Belief is a very powerful thing; this is being increasingly proven scientifically. “Psychosomatic” doesn’t just mean “in your head.” Clear and measurable connections exist between what we think and our body chemistry.
Those who experience muscle spasms will need to identify sexual positions that are less likely to bring them on. For women, spasticity of the perineal muscles can interfere with vaginal penetration. Lying on your back with the knees bent or on your side are positions that some have found less likely to promote the occurrence of these spasms.
Orgasm is a response that men and women generally associate with peak sexual experience. But orgasm occurs in stages, a sexual response cycle marked by increases in blood flow and muscle tension. Changes in the body you might experience include erection of the penis in men, enlargement of the clitoris or vaginal lubrication in women, sex flush (blood flow to the skin), an increase in heart rate and blood pressure, a focusing of the mind to the body, and a deep quality of relaxation.
Orgasm is very much a matter of where you put your attention.
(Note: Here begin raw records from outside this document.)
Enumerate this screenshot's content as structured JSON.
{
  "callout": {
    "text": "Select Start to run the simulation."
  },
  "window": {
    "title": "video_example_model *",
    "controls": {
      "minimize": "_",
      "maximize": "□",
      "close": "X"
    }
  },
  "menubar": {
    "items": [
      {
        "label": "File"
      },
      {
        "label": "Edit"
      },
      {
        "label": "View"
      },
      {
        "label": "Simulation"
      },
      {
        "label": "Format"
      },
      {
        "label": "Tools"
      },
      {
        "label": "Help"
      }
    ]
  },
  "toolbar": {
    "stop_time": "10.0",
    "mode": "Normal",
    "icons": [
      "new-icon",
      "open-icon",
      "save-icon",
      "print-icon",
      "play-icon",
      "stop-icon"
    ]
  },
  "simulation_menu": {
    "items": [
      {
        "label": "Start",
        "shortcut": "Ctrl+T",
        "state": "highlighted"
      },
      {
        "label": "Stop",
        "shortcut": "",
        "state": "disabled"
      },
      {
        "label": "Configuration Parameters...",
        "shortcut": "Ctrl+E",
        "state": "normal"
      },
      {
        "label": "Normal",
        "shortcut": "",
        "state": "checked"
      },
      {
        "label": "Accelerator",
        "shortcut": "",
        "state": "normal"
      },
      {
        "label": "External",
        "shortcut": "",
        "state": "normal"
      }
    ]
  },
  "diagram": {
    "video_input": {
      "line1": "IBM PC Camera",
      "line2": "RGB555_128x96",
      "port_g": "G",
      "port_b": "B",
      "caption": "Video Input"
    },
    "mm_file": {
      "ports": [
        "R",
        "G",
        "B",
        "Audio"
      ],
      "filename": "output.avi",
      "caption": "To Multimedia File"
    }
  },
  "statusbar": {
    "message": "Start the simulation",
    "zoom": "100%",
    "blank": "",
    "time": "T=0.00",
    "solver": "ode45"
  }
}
Sexuality researcher Mitch Tepper says:

 

Orgasmic sex is about being in the moment and forgetting about quad bellies, atrophy, catheters, and making embarrassing sounds. What’s right is what works now.
3
What kind of sexual response you are capable of depends on the nature of your disability and nerve damage. It is also a question of time. Most spinal-injured men will be capable of erection within six months of injury, some sooner. Both women and men recover varying degrees of sensitivity and response after injury. In the case of a progressive condition such as multiple sclerosis, loss of response—and interest—is not unusual and might come and go over time.
In a 1995 study at Kessler Rehab in Orange, New Jersey, 25 women with SCI were asked to attempt to achieve orgasm in a laboratory setting. Partners were allowed to provide stimulation if needed. They found that level of injury was less of a factor and that education was significant.

 

Neurological pattern of injury did not preclude the ability to have orgasm; thus both women with complete and incomplete injuries should be considered candidates for sex therapy aimed at improving their ability to achieve orgasm. Women who experienced orgasms were significantly more knowledgeable about sexuality and had a higher sex drive than did women who did not experience orgasm. Sexual education would seem to be an important factor in overall sexual responsiveness and satisfaction.